Buyback vs Acquisitions
Kevin McVeigh – Macquarie: Frank, as we think about taking the buyback up to 5 million from 3 million, just any thoughts around that relative to acquisitions? I mean, obviously, with the stock at the level it is, probably makes sense to deploy more capital there. But how should we think about buyback versus acquisitions? Any thoughts on that would be helpful.
Frank Martell – CFO: We’re not constrained, I think, either way. So we’re going to be, as we have been, really aggressive on the share repurchase front, and we can afford to do that with our cash flow and with careful management. So I don’t see – it’s not a mutually exclusive thing. We feel we can do both. As Anand mentioned though, I think on the acquisition front we just want to make sure that our acquisitions are disciplined and that they are focused on the D&A segment, as well as tax and flood on the MOS side.
Kevin McVeigh – Macquarie: Then just it sounds like we’re taking a pragmatic conservative approach to the guidance, but we did take the buyback up and didn’t change EPS at all. Is that just conservative, or is that the mechanics of when it will be deployed? Because I know ultimately when you buy, it will ultimately impact the impact from an EPS perspective.

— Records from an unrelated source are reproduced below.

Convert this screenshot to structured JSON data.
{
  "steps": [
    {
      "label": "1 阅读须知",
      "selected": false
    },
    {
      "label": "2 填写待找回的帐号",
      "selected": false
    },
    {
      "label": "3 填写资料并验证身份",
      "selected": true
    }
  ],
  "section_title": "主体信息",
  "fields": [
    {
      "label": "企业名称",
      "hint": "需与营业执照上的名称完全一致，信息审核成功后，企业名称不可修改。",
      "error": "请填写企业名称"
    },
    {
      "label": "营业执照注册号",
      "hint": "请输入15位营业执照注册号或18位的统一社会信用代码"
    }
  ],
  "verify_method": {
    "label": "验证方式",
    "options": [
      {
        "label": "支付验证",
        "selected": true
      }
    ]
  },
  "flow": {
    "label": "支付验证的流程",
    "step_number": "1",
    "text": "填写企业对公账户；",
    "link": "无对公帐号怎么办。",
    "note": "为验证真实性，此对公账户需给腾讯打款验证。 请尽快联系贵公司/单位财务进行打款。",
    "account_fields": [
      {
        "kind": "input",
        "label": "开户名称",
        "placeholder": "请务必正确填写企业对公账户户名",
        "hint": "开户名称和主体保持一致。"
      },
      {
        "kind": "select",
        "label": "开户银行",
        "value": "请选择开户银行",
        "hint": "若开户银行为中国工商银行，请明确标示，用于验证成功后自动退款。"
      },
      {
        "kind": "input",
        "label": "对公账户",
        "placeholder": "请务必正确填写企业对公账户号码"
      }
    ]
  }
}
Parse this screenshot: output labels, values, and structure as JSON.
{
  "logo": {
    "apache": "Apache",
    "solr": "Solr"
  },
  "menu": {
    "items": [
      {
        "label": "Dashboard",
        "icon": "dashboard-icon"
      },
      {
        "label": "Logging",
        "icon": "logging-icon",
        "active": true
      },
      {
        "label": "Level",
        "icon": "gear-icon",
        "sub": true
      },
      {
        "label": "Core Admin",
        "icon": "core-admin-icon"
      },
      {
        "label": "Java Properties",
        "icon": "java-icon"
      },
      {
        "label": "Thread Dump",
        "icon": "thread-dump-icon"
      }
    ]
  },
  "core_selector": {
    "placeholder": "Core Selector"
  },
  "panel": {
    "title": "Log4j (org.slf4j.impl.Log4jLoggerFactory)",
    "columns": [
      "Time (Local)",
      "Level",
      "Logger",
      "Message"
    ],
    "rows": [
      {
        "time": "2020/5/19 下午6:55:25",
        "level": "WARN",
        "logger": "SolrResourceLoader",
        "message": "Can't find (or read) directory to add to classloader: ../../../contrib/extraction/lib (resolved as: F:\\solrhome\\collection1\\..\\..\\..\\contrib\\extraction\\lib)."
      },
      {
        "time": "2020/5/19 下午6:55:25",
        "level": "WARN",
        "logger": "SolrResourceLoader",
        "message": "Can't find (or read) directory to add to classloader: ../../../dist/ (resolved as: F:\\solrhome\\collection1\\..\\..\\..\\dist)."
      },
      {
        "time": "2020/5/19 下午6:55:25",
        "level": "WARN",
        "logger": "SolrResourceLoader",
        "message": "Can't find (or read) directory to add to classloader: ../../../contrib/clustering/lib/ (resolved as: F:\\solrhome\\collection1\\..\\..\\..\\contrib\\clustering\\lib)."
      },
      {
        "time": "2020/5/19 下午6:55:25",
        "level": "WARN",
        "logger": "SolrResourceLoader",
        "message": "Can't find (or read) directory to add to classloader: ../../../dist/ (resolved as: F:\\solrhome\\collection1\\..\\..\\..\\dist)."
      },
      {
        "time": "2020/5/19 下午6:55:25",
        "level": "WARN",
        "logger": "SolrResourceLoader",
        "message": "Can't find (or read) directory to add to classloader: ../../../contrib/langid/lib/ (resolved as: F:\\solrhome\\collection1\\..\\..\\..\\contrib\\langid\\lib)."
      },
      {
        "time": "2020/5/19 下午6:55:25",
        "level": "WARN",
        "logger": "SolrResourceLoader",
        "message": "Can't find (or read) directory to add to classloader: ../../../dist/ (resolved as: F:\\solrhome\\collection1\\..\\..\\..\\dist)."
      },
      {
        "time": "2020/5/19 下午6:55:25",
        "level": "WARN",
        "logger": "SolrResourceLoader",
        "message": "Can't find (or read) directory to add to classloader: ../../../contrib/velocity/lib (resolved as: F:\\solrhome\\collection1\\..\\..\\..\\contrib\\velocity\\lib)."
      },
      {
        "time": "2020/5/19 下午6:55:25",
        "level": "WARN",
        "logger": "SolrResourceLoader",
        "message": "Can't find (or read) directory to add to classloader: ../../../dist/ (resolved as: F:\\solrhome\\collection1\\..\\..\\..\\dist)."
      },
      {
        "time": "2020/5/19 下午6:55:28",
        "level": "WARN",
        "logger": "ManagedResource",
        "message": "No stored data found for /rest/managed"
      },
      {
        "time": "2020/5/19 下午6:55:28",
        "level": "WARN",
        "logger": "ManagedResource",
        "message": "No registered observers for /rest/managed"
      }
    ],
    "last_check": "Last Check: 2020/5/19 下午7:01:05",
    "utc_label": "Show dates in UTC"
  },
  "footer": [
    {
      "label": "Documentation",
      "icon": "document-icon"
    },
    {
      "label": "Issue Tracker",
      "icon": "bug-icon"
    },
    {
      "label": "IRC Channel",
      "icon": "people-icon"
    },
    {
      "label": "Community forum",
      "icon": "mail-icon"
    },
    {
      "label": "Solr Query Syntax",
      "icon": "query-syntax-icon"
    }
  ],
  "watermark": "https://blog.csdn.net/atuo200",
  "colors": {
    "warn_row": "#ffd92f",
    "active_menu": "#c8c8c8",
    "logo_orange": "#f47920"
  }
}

Frank Martell – CFO: Yeah, it’s more – we just spread it into the second half of the year, so that’s why it had more of a marginal impact.
Kevin Mcveigh – Macquarie: And then just any – I know – on the refinance range, any change in amount that’s kind of origination versus – or rather purchase versus refinance, or how are we thinking about the $1.45 trillion to $1.55 trillion based on what we’ve seen to-date, year-to-date?
Frank Martell – CFO: It’s still pretty consistent. We were happy to see the HARP program extended to 2015 from a refi support perspective, but the percentages of total volumes remain the same. They are expected to tick down from the low-70s to the mid-60% range as we move forward. But right now we’re still seeing kind of a 70/30 split, although purchase activity defiantly has been picking up, as you probably know.